Yıkıntının Cazibesi: Sanatta Mimari Kalıntılar

Mimari kalıntılarda kolay unutulmayan bir güzellik vardır. Savaş ve zaman, eski uygarlıkların görkemli yapılarını harap etmiş olsa da bu terk edilmiş yapılar zamandan muaf bir şekilde ve sessizce uzak, şatafatlı bir geçmişe işaret eder. Şimdilerde bir rüyadan arta kalmanın hüznünü yansıtan, doğa tarafından sular altında bırakılmış bu gururlu anıtlar, bir zamanlar yaşamış o büyük erkeklerin ve kadınların emsalsiz hünerlerinin bir ispatı olarak varlıklarını sürdürürler. Kalıntılar, bir Latin atasözünün, “Sic transit gloria mundi”nin tad kaçıran fakat büyüleyici bir hatırlatıcısıdır adeta: Böyle geçer dünyanın ihtişamı. İşte sanat ile ölümsüzleştirilen kalıntılardan bazıları.


Çeviren: Betül Kap

Kalıntıların, capriccioların* ve yarı kurgusal mimari yapıların tasviri Rönesans döneminde başladı. Klasik mimarinin Korint sütunları ve kolonları birçok sanatçıyı cezbederken Gotik yapılaşma da kalıntı manzaraları için büyük bir ilham kaynağı oldu. Şimdi, hep beraber mimari çürümeyi tüm ihtişamıyla tasvir eden bazı güzel sanat eserlerini inceleyelim.

Roma Kalıntıları, Hubert Robert

Hubert Robert, Roman Ruins, ca. 1760, Worcester Art Museum, New England, ABD. Wikimedia Commons.

Hubert Robert, Romantizm ekolünde tanınmış bir 18. yüzyıl sanatçısıdır. Hem manzara hem de capriccio tabloları ile tanınmasına rağmen, “Harabelerin Robert’ı” lakabı, asıl öne çıkan özelliğini yansıtır niteliktedir. Yaklaşık bin resimden oluşan etkileyici eseri, İtalya ve Fransa’nın pitoresk kalıntılarının tasvirlerinden oluşur.

Bu tablo, bir zamanlar şüphesiz muhteşem olan bir sütunu tasvir eder. Ne var ki artık yabani otlar ve bitkiler, bu heybetli yapının kalıntılarını ele geçirmektedir. Çürüyen ahşap çitler, tablodaki harabe hissine katkıda bulunur. Resimdeki köylüler ve inekler, ıssızlık duygusuna zıt olarak bir canlılık duygusu aşılar. Resimdeki ana figür, bir zamanlar görkemli bir salona başkanlık eden büyük bir heykeldir. Bu heykelin boyutu ile yaşayan figürlerin boyutu arasındaki fark, kalıntıların büyüklüğünü vurgulamaktadır.

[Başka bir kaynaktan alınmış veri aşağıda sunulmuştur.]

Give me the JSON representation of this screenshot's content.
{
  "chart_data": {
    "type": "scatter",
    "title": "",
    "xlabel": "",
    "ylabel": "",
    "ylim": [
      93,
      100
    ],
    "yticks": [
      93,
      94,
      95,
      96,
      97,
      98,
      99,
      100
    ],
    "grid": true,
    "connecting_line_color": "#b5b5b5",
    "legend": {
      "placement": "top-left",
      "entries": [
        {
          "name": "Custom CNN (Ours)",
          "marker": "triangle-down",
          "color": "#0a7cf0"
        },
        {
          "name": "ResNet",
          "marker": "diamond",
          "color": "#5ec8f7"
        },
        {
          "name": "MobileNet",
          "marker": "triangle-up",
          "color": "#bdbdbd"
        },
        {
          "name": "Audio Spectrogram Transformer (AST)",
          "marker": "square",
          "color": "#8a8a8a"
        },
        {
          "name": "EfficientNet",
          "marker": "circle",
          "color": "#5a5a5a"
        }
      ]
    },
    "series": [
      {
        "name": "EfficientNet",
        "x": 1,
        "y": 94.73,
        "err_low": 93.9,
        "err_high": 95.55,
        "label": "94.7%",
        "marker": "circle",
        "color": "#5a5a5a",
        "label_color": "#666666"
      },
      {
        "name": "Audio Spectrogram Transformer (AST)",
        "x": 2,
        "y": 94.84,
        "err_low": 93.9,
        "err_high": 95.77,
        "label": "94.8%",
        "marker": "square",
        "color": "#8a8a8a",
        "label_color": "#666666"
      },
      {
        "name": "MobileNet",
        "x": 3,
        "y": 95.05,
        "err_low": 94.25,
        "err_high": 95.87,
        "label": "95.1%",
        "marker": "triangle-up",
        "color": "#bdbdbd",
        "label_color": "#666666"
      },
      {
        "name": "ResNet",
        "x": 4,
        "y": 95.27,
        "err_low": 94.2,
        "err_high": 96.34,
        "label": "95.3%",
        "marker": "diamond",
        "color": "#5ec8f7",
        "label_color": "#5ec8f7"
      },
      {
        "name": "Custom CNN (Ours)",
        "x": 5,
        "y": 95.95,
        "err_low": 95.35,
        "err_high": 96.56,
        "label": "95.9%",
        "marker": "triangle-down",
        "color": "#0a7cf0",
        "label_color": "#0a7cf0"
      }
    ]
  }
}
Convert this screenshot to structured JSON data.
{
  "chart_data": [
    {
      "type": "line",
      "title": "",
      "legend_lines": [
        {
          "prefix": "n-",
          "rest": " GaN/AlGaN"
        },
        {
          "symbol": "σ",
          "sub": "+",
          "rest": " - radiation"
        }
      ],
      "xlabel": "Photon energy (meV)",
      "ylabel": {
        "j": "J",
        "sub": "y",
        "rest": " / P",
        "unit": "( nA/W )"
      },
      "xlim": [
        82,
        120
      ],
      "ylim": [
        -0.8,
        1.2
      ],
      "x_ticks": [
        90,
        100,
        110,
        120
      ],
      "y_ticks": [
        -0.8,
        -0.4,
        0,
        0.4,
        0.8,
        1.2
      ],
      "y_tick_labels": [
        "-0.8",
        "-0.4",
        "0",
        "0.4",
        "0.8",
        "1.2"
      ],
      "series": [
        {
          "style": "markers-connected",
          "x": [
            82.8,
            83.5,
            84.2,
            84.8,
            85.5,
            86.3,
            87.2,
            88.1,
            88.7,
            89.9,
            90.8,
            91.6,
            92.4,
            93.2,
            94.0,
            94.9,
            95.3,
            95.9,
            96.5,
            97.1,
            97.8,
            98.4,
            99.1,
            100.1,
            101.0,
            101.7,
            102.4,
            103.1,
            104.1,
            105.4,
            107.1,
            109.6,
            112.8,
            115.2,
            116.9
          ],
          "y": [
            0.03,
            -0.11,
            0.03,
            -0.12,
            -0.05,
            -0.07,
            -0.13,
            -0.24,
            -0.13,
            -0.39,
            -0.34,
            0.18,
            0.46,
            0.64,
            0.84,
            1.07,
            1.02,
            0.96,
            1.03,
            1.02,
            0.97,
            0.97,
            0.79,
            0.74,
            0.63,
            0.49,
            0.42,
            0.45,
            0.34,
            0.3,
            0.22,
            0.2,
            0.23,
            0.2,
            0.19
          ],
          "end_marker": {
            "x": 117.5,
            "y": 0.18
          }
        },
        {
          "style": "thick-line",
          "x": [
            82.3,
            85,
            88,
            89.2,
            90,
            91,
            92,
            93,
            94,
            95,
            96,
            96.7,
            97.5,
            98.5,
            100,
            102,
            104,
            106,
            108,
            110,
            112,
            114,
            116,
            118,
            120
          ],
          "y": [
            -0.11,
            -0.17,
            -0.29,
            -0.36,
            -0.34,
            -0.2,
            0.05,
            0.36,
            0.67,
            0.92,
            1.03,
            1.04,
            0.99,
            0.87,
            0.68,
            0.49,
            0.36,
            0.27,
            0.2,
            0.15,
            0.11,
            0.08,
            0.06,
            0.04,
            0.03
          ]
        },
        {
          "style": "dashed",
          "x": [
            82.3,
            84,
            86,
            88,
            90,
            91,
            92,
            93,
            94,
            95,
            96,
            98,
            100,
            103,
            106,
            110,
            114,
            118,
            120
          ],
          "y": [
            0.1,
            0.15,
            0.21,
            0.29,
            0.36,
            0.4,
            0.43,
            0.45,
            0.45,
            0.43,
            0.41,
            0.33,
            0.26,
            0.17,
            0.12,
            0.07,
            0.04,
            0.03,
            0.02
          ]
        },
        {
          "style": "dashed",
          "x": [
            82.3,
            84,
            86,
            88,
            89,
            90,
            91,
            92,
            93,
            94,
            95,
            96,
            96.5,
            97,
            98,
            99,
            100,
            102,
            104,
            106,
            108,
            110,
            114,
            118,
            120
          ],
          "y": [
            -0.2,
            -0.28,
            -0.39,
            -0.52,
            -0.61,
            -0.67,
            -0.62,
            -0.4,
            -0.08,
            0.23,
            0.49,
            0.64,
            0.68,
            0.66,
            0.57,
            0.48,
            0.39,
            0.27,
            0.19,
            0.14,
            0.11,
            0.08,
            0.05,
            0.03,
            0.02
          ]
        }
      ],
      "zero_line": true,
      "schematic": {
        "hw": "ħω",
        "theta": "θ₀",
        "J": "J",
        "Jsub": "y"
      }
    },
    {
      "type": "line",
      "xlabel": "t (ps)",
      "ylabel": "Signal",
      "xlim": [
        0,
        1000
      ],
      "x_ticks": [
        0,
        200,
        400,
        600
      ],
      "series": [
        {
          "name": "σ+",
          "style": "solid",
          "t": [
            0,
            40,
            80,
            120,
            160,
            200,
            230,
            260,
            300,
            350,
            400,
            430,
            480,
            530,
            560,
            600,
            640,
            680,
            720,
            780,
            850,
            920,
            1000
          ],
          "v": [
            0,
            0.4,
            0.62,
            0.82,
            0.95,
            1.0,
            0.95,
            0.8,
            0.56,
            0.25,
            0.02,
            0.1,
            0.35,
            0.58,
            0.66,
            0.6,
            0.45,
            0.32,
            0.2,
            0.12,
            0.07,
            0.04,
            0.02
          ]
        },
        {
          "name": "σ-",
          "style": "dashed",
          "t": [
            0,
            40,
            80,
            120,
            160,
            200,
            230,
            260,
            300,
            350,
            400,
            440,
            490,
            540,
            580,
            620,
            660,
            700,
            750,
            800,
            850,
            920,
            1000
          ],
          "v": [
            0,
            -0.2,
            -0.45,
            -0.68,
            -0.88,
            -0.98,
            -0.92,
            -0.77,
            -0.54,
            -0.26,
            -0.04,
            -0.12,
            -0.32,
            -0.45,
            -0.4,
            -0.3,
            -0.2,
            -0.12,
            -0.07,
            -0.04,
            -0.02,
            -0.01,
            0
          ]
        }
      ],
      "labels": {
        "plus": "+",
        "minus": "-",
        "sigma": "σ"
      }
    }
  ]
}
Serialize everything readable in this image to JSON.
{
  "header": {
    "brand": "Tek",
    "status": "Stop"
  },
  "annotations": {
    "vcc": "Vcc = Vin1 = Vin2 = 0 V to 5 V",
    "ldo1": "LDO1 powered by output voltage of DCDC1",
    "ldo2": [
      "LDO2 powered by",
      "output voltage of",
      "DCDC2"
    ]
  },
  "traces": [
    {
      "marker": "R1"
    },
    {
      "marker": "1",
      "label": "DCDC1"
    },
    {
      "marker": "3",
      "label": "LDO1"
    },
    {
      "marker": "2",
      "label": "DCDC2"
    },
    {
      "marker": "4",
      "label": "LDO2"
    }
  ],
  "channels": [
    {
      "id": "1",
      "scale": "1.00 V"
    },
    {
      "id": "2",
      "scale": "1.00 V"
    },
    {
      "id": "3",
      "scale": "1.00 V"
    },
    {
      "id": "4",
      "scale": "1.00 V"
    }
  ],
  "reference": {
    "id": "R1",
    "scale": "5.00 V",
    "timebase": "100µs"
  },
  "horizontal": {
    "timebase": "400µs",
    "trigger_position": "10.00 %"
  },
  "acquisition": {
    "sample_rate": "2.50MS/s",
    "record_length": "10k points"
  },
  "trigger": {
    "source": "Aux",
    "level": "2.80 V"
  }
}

Ayışığında Nehir Kenarında Bir Gotik Kilise Harabesi, Sebastian Pether

Pether, Sebastian; A Ruined Gothic Church beside a River by Moonlight; National Trust, The Vyne

Sebastian Pether, 18. yüzyılın sonlarında yaşamış yetenekli bir İngiliz peyzaj sanatçısıdır. Kendisiyle ilgili mevcut sınırlı bilgilerden, ekonomik mücadeleler ve trajedilerle dolu bir hayat yaşadığı anlaşılmaktadır. Gerisinde belli bir şiirsel özü olan bir resim mirası bırakmıştır. Bu şiirsel öz, genellikle gece kompozisyonlarının ele alındığı eserlerine teatral bir etki katar.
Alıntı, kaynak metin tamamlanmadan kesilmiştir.